Yvonne Allan, Dedicated Cancer Nurse answered: Hello Brienne I'm sorry to hear about your siblings but please don't worry too much about your diet growing up. There have been lots of studies done relating to food and the risk of cancer and so far the only established link is high amounts of red and processed meat and the higher incidence of bowel cancer. Even if someones diet is not very varied , if you are active, dont smoke and dont drink to excess these factors alone reduces your risk of developing cancer.

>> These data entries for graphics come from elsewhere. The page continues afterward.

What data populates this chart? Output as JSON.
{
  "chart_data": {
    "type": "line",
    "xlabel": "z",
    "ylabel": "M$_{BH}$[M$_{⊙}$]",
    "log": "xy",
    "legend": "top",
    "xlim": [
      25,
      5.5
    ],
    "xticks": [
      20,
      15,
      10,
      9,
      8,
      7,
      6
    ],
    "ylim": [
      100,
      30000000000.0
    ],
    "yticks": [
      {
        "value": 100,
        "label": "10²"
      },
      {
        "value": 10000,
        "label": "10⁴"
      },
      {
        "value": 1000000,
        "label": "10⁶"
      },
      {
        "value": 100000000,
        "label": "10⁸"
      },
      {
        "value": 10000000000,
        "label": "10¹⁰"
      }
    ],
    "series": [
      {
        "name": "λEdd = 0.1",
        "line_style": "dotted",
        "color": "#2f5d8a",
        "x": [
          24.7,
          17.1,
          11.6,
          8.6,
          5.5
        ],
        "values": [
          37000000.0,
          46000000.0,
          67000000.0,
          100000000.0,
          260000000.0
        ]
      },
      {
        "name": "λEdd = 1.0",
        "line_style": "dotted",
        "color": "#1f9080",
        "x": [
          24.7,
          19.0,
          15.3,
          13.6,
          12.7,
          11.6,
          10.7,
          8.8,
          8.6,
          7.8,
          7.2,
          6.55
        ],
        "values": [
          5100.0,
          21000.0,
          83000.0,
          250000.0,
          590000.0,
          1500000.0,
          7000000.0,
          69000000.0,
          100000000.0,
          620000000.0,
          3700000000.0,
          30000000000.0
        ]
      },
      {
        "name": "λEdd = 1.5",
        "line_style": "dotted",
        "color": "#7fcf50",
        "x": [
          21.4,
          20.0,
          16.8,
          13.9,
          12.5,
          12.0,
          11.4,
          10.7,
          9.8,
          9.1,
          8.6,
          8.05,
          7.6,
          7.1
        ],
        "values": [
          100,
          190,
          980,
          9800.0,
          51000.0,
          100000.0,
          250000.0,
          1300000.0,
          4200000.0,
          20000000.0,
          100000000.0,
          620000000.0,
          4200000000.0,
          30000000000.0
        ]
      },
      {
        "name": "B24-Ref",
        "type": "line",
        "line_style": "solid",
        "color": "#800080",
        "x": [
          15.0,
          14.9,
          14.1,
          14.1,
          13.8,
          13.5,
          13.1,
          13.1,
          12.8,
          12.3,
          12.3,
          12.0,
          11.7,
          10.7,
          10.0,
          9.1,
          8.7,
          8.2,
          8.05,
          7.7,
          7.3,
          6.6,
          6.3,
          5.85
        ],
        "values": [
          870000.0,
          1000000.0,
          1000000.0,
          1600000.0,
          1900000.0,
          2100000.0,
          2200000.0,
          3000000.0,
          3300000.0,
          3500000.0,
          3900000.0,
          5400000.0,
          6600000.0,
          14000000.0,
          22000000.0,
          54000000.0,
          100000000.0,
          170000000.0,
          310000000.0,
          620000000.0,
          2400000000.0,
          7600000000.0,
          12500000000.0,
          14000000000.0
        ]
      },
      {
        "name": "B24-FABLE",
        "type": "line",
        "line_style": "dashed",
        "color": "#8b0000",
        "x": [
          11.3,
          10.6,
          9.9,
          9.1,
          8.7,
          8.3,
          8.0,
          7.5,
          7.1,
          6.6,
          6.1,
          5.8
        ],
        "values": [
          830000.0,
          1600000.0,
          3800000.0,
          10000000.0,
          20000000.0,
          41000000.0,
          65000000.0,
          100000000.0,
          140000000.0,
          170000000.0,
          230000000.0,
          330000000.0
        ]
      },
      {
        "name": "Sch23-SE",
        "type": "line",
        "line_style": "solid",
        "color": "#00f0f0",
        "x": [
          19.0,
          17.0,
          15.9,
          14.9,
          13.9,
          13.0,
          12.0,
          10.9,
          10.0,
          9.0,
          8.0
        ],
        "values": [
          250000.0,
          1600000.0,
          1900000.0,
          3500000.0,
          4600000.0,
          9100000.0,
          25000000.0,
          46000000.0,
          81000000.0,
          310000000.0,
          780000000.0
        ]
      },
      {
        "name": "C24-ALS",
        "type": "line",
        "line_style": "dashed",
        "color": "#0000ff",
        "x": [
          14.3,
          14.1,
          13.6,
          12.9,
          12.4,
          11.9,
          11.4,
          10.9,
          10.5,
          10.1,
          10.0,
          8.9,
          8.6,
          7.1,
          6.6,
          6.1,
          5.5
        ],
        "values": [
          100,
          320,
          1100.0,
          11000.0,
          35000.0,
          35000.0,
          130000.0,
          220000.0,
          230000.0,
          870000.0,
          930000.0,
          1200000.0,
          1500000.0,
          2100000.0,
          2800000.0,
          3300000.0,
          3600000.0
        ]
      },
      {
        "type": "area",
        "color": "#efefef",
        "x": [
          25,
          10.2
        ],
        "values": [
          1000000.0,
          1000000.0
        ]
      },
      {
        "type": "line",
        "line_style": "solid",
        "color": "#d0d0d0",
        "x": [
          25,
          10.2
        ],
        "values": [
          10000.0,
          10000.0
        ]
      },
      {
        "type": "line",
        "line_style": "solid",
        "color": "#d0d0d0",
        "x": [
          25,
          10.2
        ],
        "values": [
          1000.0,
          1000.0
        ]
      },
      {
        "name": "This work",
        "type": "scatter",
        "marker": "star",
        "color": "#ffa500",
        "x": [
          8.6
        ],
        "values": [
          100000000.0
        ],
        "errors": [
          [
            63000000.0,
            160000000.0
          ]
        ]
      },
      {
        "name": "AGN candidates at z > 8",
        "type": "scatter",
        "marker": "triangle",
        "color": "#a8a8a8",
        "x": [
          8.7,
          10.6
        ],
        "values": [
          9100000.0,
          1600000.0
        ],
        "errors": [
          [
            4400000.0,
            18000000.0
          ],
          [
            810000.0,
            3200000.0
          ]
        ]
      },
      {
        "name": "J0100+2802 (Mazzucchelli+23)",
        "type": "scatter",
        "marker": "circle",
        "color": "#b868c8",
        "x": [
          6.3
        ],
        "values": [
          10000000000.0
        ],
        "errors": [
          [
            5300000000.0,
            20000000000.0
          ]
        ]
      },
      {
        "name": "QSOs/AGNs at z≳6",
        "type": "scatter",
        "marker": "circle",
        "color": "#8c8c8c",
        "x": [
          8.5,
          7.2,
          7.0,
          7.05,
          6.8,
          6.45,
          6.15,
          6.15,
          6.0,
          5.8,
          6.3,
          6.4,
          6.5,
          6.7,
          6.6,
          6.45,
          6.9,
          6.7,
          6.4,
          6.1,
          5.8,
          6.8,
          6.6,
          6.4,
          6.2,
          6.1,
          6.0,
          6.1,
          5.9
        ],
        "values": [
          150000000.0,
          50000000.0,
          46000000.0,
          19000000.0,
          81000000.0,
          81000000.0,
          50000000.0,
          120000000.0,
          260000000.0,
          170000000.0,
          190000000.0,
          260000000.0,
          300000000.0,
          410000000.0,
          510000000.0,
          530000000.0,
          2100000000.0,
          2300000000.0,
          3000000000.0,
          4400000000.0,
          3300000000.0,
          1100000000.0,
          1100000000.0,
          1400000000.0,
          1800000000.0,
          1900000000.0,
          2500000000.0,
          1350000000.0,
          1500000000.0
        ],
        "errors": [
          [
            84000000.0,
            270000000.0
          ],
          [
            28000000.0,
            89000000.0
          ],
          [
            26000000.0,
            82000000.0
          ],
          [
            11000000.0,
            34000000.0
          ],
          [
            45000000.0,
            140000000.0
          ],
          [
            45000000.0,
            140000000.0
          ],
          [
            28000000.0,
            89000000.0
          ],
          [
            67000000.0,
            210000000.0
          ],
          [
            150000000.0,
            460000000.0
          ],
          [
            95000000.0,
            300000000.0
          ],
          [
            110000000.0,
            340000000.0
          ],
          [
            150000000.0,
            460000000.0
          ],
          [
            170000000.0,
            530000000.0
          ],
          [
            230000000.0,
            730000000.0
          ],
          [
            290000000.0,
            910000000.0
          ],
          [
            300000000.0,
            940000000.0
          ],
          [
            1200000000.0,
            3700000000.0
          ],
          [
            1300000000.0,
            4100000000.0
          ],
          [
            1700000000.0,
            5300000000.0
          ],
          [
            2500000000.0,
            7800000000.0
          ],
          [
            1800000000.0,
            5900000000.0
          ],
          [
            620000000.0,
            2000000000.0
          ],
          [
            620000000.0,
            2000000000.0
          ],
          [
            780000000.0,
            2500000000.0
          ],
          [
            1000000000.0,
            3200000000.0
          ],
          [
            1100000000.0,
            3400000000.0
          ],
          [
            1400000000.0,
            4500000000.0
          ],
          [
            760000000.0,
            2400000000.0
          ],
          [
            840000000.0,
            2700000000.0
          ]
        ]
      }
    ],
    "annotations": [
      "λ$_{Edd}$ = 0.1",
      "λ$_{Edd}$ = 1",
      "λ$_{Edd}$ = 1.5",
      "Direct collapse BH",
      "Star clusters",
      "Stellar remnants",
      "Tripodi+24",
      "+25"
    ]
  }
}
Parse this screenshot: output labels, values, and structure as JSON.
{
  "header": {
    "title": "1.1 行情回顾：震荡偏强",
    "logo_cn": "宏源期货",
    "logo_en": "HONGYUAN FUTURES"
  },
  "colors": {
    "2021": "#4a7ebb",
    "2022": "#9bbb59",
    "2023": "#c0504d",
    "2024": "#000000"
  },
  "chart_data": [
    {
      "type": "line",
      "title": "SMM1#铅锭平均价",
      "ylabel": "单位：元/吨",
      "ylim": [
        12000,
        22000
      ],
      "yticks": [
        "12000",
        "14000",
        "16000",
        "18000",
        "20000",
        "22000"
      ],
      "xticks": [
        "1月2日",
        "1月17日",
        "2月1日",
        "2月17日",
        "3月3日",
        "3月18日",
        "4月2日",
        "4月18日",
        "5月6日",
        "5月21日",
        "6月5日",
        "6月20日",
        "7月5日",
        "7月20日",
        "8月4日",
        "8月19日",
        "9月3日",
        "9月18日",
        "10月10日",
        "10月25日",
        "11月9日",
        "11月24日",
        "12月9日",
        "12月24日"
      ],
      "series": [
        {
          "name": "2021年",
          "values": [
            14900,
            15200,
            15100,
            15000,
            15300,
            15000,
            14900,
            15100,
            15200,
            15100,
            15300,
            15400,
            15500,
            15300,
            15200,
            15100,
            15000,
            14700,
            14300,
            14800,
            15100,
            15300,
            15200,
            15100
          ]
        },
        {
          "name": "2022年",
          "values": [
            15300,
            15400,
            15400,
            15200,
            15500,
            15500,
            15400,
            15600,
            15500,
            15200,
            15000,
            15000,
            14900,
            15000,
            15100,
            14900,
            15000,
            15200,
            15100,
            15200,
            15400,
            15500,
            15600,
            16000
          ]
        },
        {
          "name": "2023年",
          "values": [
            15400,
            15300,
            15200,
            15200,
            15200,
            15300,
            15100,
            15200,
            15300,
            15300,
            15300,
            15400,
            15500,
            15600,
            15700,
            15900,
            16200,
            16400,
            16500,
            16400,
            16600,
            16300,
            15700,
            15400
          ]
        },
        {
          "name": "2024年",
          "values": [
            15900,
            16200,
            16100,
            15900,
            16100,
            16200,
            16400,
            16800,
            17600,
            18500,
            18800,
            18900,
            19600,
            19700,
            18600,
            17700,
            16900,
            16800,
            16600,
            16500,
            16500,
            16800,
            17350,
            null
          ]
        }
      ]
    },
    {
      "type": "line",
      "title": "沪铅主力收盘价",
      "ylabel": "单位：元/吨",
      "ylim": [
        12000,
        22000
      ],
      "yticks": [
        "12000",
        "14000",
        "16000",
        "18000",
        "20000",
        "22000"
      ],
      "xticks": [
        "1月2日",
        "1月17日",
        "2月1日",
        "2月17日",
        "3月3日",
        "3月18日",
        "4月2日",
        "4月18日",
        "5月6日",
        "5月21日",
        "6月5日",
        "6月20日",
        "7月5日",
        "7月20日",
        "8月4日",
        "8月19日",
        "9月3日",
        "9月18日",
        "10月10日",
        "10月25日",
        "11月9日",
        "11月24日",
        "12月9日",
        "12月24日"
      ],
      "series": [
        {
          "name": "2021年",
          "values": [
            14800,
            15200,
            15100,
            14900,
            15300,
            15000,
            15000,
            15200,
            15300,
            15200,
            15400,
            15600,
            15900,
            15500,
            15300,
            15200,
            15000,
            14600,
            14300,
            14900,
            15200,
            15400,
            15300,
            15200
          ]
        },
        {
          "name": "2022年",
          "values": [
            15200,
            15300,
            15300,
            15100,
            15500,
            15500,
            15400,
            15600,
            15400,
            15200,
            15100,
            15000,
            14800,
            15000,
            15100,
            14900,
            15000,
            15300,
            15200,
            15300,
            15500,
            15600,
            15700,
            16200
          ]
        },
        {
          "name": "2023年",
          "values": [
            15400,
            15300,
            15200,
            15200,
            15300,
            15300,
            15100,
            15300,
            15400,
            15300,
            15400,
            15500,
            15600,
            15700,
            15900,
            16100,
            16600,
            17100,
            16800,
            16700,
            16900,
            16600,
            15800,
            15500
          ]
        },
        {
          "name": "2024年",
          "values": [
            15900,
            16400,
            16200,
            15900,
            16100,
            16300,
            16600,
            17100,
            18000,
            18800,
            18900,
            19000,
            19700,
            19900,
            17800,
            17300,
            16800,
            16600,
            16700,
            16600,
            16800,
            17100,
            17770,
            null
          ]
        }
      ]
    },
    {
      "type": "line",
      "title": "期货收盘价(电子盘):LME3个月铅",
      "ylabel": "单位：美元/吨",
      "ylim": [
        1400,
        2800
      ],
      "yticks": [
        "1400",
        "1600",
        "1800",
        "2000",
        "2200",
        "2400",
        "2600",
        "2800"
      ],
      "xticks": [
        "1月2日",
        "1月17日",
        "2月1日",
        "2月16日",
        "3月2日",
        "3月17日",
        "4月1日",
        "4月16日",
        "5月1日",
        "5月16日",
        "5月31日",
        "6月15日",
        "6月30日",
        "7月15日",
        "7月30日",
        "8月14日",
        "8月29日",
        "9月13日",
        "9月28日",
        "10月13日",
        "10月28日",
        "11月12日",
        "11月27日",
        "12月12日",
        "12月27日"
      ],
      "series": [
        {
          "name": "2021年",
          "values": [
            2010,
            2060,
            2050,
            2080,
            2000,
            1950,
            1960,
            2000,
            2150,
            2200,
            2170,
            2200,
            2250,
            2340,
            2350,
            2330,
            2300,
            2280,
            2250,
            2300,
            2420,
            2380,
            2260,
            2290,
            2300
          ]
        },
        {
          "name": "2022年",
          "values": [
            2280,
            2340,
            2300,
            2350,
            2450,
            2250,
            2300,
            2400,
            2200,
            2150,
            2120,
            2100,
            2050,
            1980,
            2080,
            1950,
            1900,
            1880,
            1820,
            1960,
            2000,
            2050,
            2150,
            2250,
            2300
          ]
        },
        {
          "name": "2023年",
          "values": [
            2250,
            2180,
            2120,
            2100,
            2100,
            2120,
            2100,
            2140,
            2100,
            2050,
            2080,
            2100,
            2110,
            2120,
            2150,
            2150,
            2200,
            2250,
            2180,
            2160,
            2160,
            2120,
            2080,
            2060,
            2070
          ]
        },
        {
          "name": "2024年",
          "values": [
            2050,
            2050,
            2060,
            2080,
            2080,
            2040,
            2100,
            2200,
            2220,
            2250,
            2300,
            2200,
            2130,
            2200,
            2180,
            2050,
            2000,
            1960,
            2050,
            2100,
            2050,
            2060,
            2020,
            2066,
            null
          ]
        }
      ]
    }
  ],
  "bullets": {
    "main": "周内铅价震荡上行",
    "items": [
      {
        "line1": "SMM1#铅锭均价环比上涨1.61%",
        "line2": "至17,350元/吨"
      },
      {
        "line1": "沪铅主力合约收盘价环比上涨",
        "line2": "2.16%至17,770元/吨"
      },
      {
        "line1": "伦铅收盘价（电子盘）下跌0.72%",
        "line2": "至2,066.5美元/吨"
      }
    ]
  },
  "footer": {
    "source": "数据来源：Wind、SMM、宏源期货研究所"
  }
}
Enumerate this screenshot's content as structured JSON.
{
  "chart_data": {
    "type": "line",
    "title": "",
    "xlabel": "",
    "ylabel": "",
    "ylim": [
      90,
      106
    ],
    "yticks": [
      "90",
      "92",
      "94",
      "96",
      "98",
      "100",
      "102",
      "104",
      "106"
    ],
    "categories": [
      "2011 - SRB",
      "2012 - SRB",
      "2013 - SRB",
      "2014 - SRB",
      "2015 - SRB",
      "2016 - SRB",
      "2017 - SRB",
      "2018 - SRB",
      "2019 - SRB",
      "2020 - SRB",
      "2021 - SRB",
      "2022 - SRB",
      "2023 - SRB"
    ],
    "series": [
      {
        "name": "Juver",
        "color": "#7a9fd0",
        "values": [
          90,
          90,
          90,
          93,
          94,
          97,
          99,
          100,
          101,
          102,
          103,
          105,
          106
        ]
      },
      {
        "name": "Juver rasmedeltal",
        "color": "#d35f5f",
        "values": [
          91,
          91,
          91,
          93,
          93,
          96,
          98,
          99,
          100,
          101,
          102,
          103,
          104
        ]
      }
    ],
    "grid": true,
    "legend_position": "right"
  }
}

There is no one food (or food group) that can prevent cancer, it's all about a good balance.

Ben54 asked: I heard that a natural diet with lots of veggies and fruit juices such as carrots, apples and soursop are good for cancer patients. Also read that drinking steeping lemon grass steeped in hot water kills cancer cells. Is that true?

Yvonne Allan, Dedicated Cancer Nurse answered:
Hello Ben, its right that a diet high in fruit and vegetables is beneficial to maintain good health, not only for cancer patients of course. I would recommend to eat them in their natural form where possible rather than juices as sometimes lots of other ingredients are added, mostly sugar. I would keep an open mind about claims that things such as lemon grass will prevent cancer as this will not be something that is scientifically proven. If that was the case it would be readily available on the NHS and there would be no need for chemotherapy or radiotherapy. Alternative medicines can be appropriate but only when recommended by a consultant cancer specialist and not as an alternative to proven treatment.

Anonymous84 asked: I have a friend who had cancer. During that time when they were undergoing treatment, someone recommended them to buy the special 'juicer' for fruits and vegetables that claims to extract the best and all the nutrition, enzymes etc out, for better nutrition. She bought it and is using it.
I want to know - do those things really work?

Yvonne Allan, Dedicated Cancer Nurse answered: Hello a healthy diet should include a high amount of fruit and vegetables and having them in the form of juices is fine. It is said however that it is usually better to eat fruit in particular in their natural form as putting them through a juicer can change their structure and reduce the vitamin content. The main point is to include them regularly in your diet and if thats mainly in the form of juice, you will still get the majority of the benefit from them.

Heather asked: I've heard that eating microwaved meals can increase your risk of cancer due to the chemicals within the packaging leaking into your food when its cooking. Is this a cancer fact or fiction?

Heather commented: The food in question was actually popcorn!

Yvonne Allan, Dedicated Cancer Nurse answered: Hello Heather I believe there is some concern over plastic packaging and the chemicals used to soften the plastic leaking into any food that is then heated. There isnt any evidence as yet to a  link to cancer although some people feel it's enough of a concern to reduce the amount of food they eat in this way. I would say everthing in moderation and I think you can buy popcorn paper bags that can be heated in the microwave.

Anonymous84 asked: What forms of exercise are particularly beneficial to those recovering from cancer?

Yvonne Allan, Dedicated Cancer Nurse answered: Hello  there is no set recommendation for exercise as it depends on a number of factors. Keeping active through gentle exercise such as walking is a good idea but being active round the house is just as beneficial if someone is housebound as well. Some people find something like tai-chi very beneficial or yoga although some people will be able to get back to a sport they were heavily involved with prior to their diagnosis and as long as they feel well enough this is fine. Keeping generally 'active' is sometimes better than trying to achieve a certain amount of specific exercise.

AXA PPP asked: Thanks to everyone who joined our live chat today, and special thanks to our expert Yvone Allan.